Disorder of written expression is one of the more poorly understood learning disabilities. Learning disabilities that manifest themselves only in written work were first described in the late 1960s. These early studies described three main types of written disorders:
- inability to form letters and numbers correctly, also called dysgraphia
- inability to write words spontaneously or from dictation
- inability to organize words into meaningful thoughts
There are several difficulties in studying disorder of written expression and in implementing a remedial program. Disorder of written expression usually appears in conjunction with other reading or language disabilities, making it hard to separate manifestations of the disability related only to written expression. Delays in attention, visual-motor integration, visual processing, and expressive language may also contribute to writing disorders. Also, there are no standard tests specifically designed to evaluate disorder of written expression.
Causes and symptoms
The causes of disorder of written expression are unknown. Different manifestations of the disorder may have different causes. For example, people who cannot form letters correctly on the page (dysgraphia) may have delays in hand-eye coordination and difficulties concentrating. People who are unable to write words from memory or dictation appear to have deficits in their visual memory. They cannot remember what the words look like. People who produce legible script but cannot organize their thoughts on paper may be suffering from cognitive processing problems. Because disorder of written expression is a little-studied disorder, specific causes have not yet been determined.

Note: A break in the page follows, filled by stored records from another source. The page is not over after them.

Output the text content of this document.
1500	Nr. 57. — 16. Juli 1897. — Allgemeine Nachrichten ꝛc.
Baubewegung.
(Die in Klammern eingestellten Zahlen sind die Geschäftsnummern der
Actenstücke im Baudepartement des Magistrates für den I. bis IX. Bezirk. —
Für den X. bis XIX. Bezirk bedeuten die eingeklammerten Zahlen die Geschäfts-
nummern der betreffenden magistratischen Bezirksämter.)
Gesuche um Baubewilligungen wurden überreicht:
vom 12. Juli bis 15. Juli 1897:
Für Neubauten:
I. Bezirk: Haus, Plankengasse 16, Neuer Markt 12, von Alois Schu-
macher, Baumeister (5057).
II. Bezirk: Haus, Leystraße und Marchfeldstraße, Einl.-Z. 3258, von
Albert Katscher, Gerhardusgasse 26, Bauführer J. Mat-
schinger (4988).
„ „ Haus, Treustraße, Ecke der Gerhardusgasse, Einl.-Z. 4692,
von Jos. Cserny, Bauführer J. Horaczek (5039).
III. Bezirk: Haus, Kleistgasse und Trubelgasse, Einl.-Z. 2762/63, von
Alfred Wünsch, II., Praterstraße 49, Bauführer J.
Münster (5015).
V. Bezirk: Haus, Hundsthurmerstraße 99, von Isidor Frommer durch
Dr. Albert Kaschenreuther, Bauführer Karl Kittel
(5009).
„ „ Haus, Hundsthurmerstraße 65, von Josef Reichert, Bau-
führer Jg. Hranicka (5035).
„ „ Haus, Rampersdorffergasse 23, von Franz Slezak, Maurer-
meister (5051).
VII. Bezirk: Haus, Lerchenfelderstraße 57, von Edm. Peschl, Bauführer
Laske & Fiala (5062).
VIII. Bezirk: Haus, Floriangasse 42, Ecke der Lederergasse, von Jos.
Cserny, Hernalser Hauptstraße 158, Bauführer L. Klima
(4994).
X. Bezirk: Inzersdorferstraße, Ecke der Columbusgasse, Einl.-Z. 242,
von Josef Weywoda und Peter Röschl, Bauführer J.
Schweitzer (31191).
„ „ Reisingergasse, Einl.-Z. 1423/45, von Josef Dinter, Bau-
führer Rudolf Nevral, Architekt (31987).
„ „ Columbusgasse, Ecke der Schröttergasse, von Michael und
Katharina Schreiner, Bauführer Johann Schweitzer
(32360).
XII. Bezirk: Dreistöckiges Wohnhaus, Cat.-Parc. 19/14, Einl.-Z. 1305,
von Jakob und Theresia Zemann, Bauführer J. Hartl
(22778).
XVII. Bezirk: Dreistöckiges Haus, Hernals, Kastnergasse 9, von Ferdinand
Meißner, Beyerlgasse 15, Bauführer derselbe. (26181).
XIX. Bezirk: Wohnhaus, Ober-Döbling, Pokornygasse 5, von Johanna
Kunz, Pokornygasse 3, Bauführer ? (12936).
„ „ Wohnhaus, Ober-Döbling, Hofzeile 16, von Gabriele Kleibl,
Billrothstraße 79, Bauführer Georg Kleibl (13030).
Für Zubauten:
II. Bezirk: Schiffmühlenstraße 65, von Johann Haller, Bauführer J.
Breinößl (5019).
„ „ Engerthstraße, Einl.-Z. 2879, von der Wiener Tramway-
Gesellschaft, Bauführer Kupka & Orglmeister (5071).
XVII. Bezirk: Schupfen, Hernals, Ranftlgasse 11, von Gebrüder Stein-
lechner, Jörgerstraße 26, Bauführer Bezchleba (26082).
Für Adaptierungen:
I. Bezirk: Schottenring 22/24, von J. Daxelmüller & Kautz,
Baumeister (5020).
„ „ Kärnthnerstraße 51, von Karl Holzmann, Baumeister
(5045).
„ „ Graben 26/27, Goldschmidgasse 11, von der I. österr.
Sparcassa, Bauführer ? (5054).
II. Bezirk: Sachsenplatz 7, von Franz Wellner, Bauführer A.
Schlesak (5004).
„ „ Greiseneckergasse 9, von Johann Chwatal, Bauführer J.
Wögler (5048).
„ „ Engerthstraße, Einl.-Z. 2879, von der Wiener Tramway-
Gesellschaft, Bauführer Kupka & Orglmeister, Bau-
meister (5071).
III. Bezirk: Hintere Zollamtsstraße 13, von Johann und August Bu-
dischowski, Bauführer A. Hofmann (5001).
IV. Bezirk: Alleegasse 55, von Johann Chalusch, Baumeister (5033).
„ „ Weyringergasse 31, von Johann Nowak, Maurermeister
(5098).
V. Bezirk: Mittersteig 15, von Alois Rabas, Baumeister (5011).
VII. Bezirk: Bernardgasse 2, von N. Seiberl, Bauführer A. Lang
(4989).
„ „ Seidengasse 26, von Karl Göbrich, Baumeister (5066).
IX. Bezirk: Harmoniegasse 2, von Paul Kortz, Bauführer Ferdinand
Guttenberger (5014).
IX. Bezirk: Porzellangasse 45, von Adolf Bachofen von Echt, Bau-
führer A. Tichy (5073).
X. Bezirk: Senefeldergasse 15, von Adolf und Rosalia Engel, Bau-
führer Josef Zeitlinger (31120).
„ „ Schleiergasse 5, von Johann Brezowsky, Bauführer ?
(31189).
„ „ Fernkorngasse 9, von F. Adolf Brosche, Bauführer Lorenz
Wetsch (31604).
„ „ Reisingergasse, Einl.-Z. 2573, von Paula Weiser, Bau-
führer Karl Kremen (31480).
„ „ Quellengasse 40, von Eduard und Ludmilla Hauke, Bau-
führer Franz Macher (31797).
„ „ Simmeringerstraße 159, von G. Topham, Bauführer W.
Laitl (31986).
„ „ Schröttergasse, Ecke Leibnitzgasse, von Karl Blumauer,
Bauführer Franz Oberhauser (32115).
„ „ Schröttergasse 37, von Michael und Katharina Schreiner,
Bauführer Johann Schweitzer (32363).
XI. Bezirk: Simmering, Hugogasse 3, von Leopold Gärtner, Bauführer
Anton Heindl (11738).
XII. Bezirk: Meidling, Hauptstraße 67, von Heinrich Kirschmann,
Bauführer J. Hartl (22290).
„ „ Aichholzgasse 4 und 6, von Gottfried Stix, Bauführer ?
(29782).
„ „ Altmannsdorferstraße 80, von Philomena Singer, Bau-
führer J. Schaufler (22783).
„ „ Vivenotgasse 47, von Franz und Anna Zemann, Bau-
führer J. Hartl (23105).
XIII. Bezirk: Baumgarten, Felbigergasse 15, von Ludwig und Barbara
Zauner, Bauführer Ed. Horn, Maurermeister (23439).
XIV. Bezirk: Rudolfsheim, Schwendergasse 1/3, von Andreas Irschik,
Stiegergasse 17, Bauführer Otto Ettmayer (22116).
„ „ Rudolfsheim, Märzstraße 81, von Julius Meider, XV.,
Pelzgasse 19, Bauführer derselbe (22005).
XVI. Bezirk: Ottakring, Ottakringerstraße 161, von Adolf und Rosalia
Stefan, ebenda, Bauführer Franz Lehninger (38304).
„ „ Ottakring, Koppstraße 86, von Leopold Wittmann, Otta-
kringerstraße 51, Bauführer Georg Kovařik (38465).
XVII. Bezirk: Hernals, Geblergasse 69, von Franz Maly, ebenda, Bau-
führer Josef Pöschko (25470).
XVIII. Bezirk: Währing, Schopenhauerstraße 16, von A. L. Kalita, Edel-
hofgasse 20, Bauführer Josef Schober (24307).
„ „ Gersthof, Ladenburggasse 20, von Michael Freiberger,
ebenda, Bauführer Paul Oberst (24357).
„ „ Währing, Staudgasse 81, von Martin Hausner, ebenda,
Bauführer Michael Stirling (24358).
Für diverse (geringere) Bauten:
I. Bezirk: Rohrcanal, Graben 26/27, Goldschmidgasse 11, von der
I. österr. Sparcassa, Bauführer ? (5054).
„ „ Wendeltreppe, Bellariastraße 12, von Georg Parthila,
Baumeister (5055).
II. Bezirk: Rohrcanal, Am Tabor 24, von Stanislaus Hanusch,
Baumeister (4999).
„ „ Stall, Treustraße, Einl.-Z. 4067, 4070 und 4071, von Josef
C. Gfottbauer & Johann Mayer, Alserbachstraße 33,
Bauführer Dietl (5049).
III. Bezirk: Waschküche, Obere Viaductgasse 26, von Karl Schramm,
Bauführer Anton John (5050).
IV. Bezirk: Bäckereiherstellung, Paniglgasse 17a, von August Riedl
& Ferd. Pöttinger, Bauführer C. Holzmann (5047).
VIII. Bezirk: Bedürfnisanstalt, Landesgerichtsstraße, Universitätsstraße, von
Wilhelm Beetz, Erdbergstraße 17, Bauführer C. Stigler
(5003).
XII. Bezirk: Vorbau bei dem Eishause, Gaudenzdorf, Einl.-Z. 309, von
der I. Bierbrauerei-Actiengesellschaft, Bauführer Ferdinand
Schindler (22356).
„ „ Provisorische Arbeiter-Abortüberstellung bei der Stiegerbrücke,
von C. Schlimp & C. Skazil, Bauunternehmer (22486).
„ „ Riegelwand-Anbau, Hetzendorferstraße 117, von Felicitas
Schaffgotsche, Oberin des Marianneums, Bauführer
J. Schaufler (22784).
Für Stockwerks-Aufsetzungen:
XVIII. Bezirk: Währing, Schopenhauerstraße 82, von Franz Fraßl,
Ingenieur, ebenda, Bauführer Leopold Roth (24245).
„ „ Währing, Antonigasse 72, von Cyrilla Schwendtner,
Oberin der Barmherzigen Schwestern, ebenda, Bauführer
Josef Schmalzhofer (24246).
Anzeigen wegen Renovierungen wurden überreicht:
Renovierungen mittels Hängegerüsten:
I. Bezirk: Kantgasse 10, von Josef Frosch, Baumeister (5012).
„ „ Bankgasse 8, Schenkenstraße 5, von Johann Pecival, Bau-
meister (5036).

Symptoms that suggest disorder of written expression include:
- poor or illegible handwriting
- poorly formed letters or numbers
- excessive spelling errors
- excessive punctuation errors
- excessive grammar errors
- sentences that lack logical cohesion
- paragraphs and stories that are missing elements and that do not make sense or lack logical transitions
- deficient writing skills that significantly impact academic achievement or daily life.
These symptoms must be evaluated in light of the person's age, intelligence, educational experience, and cultural or life experience. Written expression must be substantially below the level of samples produced by others of the same age, intelligence, and background. Normally, several of the symptoms are present simultaneously.
Several studies have estimated that between 3% and 5% of students have disorder of written expression. However, it is difficult to separate this disorder from other learning disorders . Deficits in written work may be attributed to a reading, language, or attention disorders, limited educational background, or lack of fluency in the language of instruction. Disorder of written expression unassociated with any other learning disability is rare.
There are no specific tests to diagnose disorder of written expression. This disorder is not normally diagnosed before age eight because of the variability with which children acquire writing skills. It is most commonly diagnosed in the fourth or fifth grade. Requests for testing usually originate with a teacher or parent who notes multiple symptoms of the disorder in a child's writing.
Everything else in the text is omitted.